I came across this pull request in rage
, the Rust
implementation of age
. There’s been some discussion of building a plugin system for age,
and the rage implementer has started work for using a PIV device to store an age-compatible
key. When the plugin system for age is decided, this will likely be the first implementation.
Looking at it, parts of it are remarkably similar to what I came up with, which is reassuring
to me, as I was at least heading down a similar path. It works with P-256 curves, so we were
going down the same path there. There’s a new recipient, which is of the form
Bech32("age1piv", SEC-1-C(public key))
, where SEC-1-C
is the compressed representation of
the public key curve.
A recipient line looks like this:
-> piv encode(SHA-256(recipient)[:4]) encode(SEC-1-C(ECDH(ephemeral secret, p256-basepoint)))\n
encode(encrypt[HKDF[salt, label](ECDH(ephemeral secret, public key))](file key))\n
Let’s unpack that. First, piv
is the recipient type identifier. encode(SHA-256(recipient)[:4])
is used as a hint for the target recipient — PIV usage is rather expensive, and the normal
age method of “try all recipient types which match yours and see if it works” would be painful
on a device which is slow and requires you to touch it to perform an action. There’s a tradeoff,
of course, in which you’ve now tied the recipient to the file publicly.
The next part is there because it’s the first part of an elliptic curve Diffie-Hellman exchange, multiplying the ephemeral secret against the P-256 basepoint (or generator G). This gets us another point on the P-256 curve.
Finally, we get to encode(encrypt[HKDF[salt, label](ECDH(ephemeral secret, public key))](file key))
.
Let’s unpack this, working from the inside out. First, we do the second half of the Diffie-Hellman
exchange, multiplying the ephemeral secret against the recipient’s public key. This gets us a point
on the P-256 curve. Stretch that into an actual key with an HKDF, the same one in the age v1 standard.
That HKDF is salted with the point generated in the last paragraph, and given a context with an
application specific label age-encryption.org/v1/piv
. This all further confounds the key. Finally,
use that key to encrypt the per-file encryption key.
If you are the recipient, you know ECDH(ephemeral secret, p256-basepoint)
, that’s given to you,
and you know your private key. Those two things will give you the exact same point on the P-256
curve as ECDH(ephemeral secret, public key)
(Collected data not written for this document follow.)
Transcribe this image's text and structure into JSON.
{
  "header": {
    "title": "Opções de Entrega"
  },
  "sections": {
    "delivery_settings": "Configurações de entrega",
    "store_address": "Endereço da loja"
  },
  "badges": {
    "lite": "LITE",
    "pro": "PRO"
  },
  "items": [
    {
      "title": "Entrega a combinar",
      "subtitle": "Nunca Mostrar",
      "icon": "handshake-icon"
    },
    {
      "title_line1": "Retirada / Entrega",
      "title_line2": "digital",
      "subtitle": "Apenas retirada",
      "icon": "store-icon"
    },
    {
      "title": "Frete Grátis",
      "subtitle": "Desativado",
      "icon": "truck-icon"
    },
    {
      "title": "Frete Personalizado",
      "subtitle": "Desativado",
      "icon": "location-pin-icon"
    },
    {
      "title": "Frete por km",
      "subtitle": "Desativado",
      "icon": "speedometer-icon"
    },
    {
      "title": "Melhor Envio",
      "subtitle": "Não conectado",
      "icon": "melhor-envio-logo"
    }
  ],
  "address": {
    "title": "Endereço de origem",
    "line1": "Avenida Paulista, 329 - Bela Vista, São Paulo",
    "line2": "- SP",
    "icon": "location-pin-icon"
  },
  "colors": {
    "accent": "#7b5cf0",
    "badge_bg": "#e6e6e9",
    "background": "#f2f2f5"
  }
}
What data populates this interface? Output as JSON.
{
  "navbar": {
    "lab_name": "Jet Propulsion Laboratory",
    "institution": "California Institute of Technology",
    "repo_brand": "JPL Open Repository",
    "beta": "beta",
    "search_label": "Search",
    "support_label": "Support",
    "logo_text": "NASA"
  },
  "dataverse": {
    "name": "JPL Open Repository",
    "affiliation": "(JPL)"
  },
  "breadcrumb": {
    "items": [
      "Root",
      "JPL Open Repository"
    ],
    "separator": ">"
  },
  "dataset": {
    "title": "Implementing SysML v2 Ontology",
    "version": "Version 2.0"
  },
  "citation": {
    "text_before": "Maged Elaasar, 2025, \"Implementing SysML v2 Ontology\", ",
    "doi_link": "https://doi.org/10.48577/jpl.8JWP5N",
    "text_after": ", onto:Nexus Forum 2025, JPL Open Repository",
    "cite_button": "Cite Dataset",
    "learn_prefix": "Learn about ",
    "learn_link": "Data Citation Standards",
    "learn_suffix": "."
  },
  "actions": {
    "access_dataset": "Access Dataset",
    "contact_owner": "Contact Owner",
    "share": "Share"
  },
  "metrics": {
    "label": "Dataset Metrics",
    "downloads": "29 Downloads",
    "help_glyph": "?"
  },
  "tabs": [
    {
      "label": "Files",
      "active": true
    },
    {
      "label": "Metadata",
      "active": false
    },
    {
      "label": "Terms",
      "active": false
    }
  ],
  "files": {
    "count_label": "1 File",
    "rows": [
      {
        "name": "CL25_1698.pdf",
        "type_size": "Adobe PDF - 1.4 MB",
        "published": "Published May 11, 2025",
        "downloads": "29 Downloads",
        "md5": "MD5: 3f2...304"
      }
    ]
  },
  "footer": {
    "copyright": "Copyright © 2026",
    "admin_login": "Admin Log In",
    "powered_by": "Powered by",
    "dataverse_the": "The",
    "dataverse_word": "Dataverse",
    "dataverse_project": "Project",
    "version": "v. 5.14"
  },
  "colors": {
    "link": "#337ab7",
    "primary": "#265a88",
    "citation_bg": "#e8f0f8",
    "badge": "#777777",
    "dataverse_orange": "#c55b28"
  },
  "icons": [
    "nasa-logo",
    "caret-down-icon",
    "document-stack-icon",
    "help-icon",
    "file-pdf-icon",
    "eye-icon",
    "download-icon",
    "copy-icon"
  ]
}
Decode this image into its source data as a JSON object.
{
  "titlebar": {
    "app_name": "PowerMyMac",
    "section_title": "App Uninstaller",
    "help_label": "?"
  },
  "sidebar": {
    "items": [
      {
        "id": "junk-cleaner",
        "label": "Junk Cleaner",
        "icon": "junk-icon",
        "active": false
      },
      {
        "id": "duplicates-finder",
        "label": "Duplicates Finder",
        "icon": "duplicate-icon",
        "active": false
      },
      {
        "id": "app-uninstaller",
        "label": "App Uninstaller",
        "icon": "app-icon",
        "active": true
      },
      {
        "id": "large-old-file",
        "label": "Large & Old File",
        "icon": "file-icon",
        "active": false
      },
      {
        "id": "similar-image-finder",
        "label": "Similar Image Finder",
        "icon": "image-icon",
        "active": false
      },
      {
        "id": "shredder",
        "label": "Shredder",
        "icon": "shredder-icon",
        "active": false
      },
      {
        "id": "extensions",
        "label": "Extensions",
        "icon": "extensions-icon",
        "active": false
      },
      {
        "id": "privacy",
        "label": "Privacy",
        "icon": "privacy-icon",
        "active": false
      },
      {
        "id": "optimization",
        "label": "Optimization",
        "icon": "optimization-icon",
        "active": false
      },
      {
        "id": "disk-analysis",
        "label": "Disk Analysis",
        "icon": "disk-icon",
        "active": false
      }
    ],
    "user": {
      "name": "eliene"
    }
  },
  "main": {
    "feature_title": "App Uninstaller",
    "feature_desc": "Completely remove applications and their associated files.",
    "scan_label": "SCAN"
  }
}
does, which means you can perform the very same
HKDF operation to get the symmetric key, and use it to decode the file key, and thence, the file.
This is a nice setup. By extending the age recipient format, you can use the key already in your PIV card, and you don’t have to keep a key “handle” as in my scheme. It’s also pretty similar, using ECDH to derive a known point on the P-256 curve and making a key out of that. My scheme does have the niceity that it essentially re-creates the private key in the form of an already defined age X25519 key type, so age doesn’t have to be extended, and it doesn’t leak any information about the file’s recipients in the file. This scheme, however, wins hands down in UX, in that most people are going to think “my age key is in my PIV, I need to decrypt a file all I need is my PIV, not also some random ‘handle’ file I need to keep around”. Also, it’s actually been looked at by more people.
This whole experiment was fun and useful for me, however, as I’m much more familiar with both this and with Go coding in general. I may try my hand at writing a Golang implementation of a key plugin, once the plugin protocol is decided.